Michael Dell, who started a computer business in his college dorm room and turned it into the world's biggest personal computer company, said Thursday that he would step down as chief executive of Dell Inc but would remain chairman.
Kevin Rollins, Dell's president, will become the chief executive and join Dell's board. The change will be effective in July, just after the 20th anniversary of the company's founding.
"This is a recognition of the great job that Kevin has been doing at the company," Michael Dell said in a telephone interview on Thursday. "It creates a positive dynamic for him in the company and with customers."
Michael Dell said that he would continue to spend just as much time at work as he does now, doing largely the same things. While both executives are involved in major decisions, Dell looks a little more at customer issues and technology while Rollins focuses on operations and strategy.
"This is a pretty subtle shift, to tell the truth," Dell said.
Dell said the move had nothing to do with calls by some corporate reform activists for companies to split the chairman and chief executive jobs. On Tuesday, the Walt Disney Co, under pressure from dissident shareholders, stripped its chief executive, Michael Eisner, of the chairman's title. Dell has not come under this sort of investor pressure.
"The encouraging thing about this, given all the turmoil at Disney, is what a peaceful transition of power this is," said Andrew Neff, an analyst at Bear Stearns. He said that the change was positive for Dell because it reassures investors that Rollins will not leave to become chief executive at some other company.
Rollins said the promotion was not a result of an offer from any other company.
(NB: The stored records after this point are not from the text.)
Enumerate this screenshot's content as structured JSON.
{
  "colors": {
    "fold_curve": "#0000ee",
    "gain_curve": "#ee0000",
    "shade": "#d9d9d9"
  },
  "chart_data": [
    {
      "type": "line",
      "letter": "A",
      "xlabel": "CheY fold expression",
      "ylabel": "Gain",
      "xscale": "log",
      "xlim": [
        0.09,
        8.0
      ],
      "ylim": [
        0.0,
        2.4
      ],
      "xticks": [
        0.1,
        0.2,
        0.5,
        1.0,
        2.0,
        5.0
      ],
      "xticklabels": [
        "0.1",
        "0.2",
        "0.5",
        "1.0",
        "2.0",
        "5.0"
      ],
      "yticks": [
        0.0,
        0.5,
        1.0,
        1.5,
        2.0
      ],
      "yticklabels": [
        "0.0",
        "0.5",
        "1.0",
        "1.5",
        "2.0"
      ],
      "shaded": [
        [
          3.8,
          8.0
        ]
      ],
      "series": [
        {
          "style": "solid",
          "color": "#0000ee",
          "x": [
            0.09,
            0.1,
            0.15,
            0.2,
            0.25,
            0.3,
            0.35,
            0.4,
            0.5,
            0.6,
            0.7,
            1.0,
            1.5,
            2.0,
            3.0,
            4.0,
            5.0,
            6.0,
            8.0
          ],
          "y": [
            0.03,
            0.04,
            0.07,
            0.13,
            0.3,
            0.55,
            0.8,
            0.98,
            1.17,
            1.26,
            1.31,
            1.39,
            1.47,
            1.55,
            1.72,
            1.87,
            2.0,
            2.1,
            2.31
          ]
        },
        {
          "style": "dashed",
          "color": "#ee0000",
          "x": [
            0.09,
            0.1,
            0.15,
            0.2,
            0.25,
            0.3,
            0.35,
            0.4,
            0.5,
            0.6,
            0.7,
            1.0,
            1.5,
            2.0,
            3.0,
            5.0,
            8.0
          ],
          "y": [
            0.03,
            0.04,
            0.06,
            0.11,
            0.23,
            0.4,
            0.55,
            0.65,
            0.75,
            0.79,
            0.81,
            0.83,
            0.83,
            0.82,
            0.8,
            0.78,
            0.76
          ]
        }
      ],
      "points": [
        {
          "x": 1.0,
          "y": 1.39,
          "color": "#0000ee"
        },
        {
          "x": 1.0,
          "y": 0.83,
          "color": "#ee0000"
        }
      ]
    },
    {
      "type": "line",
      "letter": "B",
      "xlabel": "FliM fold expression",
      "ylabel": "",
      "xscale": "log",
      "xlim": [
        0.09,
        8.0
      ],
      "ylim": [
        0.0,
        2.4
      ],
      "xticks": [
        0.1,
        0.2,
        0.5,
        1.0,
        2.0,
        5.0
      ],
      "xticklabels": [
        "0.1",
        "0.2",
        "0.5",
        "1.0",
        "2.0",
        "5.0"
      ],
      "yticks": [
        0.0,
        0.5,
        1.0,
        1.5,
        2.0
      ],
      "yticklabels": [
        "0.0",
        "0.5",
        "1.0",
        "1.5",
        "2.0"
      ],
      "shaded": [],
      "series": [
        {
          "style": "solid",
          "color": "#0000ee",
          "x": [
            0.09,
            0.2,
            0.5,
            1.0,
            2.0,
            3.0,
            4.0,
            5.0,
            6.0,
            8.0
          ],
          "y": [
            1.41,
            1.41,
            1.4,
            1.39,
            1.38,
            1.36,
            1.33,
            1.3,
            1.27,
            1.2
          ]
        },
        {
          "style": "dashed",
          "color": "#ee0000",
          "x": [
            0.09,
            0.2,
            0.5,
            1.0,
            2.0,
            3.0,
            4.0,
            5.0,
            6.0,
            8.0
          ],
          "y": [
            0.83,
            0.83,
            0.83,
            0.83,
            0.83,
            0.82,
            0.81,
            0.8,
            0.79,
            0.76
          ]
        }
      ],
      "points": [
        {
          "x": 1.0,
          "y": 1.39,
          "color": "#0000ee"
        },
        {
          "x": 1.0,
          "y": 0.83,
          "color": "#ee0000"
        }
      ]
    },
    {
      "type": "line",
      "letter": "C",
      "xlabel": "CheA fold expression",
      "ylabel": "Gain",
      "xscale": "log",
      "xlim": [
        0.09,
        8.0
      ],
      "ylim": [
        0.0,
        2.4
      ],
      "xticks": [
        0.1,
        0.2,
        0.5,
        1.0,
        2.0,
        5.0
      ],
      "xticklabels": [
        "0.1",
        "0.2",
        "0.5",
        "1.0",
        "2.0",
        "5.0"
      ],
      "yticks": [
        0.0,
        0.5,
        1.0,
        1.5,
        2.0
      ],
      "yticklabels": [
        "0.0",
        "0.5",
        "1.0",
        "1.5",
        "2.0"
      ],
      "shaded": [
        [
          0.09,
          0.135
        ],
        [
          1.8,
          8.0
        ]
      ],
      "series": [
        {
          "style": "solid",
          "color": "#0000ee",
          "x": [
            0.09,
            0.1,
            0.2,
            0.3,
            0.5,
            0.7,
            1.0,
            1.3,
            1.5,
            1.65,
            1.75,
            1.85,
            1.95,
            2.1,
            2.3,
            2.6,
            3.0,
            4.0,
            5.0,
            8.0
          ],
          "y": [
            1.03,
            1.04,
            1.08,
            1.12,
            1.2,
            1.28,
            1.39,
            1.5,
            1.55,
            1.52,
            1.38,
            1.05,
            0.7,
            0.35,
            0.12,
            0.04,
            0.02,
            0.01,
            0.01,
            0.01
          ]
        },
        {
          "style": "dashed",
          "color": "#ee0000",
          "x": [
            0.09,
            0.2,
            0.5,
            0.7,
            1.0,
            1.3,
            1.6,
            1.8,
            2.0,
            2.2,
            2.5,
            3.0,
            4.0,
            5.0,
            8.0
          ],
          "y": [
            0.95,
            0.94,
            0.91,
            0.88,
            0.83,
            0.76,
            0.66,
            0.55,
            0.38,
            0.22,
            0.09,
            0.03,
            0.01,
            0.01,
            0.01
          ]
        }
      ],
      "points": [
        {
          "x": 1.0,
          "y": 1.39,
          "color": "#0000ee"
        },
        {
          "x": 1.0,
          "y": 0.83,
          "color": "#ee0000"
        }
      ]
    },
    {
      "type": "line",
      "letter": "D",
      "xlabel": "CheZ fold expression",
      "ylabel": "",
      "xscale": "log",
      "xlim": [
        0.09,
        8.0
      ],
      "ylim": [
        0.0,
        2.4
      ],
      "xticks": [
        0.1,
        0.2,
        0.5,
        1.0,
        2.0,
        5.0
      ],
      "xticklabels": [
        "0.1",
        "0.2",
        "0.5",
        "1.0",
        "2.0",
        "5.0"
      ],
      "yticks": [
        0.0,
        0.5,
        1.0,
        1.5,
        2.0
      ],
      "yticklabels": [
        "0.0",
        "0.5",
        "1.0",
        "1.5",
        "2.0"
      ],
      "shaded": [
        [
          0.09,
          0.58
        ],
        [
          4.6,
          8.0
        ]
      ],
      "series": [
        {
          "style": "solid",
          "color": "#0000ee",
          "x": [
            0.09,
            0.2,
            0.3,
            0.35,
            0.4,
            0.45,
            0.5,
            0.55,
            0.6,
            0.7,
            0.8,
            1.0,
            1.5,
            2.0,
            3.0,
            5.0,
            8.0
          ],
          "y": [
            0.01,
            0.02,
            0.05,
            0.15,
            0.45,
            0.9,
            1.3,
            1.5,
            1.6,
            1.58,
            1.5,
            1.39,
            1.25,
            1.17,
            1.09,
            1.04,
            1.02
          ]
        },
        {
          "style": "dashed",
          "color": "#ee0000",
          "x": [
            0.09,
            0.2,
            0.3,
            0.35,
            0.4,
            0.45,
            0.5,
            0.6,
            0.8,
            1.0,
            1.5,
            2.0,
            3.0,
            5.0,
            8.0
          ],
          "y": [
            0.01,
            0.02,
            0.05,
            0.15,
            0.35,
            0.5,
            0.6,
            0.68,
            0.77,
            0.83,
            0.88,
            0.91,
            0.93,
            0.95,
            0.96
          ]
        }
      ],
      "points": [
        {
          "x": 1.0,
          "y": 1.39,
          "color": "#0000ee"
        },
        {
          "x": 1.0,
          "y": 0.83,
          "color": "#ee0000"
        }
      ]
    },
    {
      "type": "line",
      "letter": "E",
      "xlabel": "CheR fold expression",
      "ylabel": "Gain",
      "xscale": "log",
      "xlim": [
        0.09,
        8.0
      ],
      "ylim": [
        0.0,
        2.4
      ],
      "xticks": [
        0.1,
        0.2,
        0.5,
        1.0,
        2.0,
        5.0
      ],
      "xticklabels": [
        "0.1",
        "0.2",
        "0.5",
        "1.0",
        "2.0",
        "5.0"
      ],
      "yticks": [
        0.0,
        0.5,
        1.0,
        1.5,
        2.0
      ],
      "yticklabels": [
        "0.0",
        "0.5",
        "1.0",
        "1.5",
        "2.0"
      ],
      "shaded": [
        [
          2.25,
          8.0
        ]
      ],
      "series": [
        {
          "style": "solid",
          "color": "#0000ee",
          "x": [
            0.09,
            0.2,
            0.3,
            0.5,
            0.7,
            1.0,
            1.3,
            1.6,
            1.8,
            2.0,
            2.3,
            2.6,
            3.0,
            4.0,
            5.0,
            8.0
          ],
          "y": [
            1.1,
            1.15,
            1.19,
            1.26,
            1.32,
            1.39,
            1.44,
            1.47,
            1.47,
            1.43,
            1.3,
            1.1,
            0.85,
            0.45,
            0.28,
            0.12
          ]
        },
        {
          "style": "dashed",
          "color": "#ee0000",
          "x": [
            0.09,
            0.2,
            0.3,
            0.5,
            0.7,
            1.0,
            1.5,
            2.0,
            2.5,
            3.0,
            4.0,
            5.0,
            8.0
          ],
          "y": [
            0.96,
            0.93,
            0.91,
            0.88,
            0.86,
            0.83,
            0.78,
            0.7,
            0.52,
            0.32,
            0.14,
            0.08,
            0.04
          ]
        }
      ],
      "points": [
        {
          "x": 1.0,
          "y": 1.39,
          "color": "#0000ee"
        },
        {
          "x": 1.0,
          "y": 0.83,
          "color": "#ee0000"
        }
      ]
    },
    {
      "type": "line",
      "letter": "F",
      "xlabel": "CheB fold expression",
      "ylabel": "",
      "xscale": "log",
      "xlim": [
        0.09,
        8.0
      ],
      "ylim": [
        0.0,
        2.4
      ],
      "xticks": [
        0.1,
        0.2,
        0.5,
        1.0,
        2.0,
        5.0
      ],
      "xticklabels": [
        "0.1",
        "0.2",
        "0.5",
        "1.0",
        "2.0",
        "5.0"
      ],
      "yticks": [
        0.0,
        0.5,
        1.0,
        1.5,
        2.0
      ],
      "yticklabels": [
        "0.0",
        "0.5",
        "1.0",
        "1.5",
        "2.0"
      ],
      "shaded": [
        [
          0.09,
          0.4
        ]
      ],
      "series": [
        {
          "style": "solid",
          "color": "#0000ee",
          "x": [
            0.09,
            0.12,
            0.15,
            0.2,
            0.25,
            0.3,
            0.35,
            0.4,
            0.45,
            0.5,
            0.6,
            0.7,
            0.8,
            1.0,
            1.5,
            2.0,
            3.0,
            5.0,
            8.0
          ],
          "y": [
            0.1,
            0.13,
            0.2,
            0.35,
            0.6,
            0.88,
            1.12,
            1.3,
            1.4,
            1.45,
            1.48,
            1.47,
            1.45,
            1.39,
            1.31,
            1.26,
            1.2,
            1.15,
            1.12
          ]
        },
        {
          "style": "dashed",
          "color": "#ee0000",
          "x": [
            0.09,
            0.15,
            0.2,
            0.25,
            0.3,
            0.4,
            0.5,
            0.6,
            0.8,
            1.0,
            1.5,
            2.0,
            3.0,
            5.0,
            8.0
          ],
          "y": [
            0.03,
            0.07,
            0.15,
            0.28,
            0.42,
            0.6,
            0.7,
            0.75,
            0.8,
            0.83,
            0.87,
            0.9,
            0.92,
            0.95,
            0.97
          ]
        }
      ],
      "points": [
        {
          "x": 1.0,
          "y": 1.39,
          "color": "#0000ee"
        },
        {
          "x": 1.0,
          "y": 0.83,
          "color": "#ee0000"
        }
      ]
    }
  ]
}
T.R. Reid, a company spokesman, said that Michael Dell had only started to discuss the idea of shifting the chief executive title to Rollins with directors in the last week in advance of a board meeting on Thursday in New York.
Michael Dell is following the lead of several other prominent technology executives who gave up the chief executive spot at their companies. In 1998, Craig Barrett took over as chief executive of Intel from Andrew Grove. And in 2000, Bill Gates handed the chief executive job at Microsoft to Steve Ballmer. Both Grove and Gates remained chairman at their companies.
Rollins, who had been a partner at Bain & Co, a consulting firm, joined Dell in 1996 as the senior vice president for strategy. He became Dell's president in 2001, and his office shares an always-open sliding glass door with that of Michael Dell.
"Michael is very secure and he doesn't feel like he has to have every title," said Steven Milunovich, an analyst with Merrill Lynch. "He and Kevin have complementary skills and they both work together."
Dell, based in Round Rock, Texas, has become the largest and the only consistently profitable company in the personal computer business. It has mastered the business model of selling computers directly to customers who order over the telephone or the Web. It builds computers to order, keeping the cost of its inventory low. This approach makes it possible for the company to offer better service and lower prices.